日本原産の栗は縄文時代から栽培されていたといわれます。実際、青森県青森市に栽培跡があり、栽培時期の証拠となりました。また、「日本書紀」にも持統天皇の時代(7世紀)には国家が栽培を奨励していたことが記されています。その昔、栗を乾燥させることで、長期保存を可能にし、「がち栗」と呼ばれていました。そのがち栗が戦国時代に「勝ち栗」と呼び名が変わり、縁起のよい食べ物になったとか。おせち料理に「栗きんとん」として登場するのも、その流れといえるでしょう。栗には「日本原産」とひと言でいっても、多種あります。

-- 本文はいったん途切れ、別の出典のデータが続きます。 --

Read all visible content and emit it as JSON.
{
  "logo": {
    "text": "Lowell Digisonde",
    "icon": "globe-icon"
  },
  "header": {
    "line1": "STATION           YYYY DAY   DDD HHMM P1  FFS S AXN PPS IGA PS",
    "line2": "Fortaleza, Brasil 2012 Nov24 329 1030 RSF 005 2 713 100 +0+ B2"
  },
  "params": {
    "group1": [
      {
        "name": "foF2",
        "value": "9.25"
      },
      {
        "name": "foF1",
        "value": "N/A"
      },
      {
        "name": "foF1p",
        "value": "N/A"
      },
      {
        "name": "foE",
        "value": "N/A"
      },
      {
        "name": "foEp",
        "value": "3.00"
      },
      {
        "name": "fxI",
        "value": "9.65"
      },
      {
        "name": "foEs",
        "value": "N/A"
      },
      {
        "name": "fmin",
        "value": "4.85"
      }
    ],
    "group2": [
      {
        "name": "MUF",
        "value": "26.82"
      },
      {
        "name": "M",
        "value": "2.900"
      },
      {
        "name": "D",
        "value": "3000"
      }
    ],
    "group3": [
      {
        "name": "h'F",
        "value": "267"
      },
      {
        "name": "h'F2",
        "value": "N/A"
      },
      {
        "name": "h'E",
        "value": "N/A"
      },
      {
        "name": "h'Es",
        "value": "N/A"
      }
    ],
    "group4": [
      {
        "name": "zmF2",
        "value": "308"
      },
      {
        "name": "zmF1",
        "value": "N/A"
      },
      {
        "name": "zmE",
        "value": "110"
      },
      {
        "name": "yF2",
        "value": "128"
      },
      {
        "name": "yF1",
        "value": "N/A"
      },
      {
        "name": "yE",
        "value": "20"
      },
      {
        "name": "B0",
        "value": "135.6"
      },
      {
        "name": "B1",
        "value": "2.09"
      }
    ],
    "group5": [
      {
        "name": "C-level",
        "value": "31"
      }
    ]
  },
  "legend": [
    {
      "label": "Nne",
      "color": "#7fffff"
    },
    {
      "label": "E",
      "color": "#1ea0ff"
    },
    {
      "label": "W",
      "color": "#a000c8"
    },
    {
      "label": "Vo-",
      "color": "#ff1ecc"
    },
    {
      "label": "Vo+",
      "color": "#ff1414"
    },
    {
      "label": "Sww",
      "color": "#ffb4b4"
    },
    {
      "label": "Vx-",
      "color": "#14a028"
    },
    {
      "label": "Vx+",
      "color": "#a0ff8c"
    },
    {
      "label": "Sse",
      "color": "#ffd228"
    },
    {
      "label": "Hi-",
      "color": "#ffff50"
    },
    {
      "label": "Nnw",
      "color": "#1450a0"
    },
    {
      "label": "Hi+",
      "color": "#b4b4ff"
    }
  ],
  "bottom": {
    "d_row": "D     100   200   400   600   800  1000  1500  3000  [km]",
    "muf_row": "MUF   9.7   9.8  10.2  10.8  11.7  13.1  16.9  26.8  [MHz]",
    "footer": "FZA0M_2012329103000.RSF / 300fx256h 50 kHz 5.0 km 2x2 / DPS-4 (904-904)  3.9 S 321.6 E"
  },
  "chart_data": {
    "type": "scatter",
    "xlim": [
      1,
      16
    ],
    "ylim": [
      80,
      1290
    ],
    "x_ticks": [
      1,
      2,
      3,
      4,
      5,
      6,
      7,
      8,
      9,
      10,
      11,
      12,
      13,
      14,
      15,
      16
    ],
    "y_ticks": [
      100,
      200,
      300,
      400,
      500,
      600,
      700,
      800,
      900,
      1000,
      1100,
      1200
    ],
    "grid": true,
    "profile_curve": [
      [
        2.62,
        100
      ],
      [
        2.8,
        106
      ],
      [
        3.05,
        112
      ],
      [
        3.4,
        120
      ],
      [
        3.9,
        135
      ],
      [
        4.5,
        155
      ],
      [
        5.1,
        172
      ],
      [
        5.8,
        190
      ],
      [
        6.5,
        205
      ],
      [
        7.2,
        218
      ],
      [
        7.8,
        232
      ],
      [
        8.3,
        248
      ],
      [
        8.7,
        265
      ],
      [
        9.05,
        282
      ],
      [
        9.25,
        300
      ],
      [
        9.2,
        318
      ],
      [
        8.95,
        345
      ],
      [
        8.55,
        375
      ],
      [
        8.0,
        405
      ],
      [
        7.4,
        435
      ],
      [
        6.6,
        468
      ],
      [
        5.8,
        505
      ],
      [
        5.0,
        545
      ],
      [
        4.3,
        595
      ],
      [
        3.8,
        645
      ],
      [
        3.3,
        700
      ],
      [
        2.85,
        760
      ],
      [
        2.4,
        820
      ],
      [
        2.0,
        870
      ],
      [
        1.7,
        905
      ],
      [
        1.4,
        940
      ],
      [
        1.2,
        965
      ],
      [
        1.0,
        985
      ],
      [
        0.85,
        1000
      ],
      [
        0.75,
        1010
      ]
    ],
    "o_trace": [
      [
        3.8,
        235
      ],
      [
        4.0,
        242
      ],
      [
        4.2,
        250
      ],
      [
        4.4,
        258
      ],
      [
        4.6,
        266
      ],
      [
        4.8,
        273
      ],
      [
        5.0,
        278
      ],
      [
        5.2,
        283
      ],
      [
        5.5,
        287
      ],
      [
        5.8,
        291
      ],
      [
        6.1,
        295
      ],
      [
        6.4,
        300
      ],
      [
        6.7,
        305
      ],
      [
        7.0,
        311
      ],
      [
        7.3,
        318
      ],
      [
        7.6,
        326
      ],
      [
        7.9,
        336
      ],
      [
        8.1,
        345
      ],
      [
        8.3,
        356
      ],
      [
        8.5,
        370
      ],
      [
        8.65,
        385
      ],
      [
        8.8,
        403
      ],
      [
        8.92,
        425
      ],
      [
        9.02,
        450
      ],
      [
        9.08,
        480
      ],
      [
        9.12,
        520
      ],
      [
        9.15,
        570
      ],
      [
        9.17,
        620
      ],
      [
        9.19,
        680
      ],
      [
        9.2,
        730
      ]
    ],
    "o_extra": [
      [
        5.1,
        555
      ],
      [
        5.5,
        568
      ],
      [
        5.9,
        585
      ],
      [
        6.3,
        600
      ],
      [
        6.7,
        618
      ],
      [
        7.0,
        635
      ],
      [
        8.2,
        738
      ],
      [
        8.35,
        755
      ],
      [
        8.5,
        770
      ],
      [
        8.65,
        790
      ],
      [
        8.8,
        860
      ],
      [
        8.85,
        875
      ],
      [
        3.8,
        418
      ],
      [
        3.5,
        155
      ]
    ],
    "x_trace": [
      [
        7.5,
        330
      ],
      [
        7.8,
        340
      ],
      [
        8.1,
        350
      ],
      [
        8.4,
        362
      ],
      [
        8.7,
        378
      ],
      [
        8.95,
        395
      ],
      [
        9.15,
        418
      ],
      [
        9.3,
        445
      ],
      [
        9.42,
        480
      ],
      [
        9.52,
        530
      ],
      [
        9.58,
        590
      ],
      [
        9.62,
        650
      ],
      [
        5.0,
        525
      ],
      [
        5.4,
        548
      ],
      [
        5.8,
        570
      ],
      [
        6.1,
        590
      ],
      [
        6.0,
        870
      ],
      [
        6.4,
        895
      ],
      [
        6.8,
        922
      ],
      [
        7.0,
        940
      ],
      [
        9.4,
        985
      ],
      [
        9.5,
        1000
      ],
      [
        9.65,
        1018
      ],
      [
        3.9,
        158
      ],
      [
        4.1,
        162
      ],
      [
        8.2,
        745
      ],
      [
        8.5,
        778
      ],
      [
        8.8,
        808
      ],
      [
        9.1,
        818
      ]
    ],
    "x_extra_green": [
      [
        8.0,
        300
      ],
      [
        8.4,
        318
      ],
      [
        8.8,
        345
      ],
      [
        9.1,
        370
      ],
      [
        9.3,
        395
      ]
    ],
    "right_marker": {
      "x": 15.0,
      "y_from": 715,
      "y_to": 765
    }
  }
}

一般的に「栗」といえば、スーパーなどで購入できる「丹沢(たんざわ)栗」です。他には、栽培は難しいですが、味は極上の「利平(りへい)栗」。豊産性があり、甘みが豊富な「筑波(つくば)栗」。さらに、誰もが一度は耳にしているでしょう「丹波(たんば)栗」。これは、「銀寄(ぎんよせ)栗」とも呼ばれ、ずんぐりと大きく、丸みのある形が特徴です。

ほかにも、「彼岸(ひがん)栗」「石鎚(いしづち)栗」「晩赤(ばんせき)栗」などユニークな名前の栗があります。食卓に並ぶチャンスの少ない食材かと思いますが、少量でバランスのよい栄養素が摂取できる優秀な食材です。旬がとても短いので、見かけたときが「買い時期」ですよ。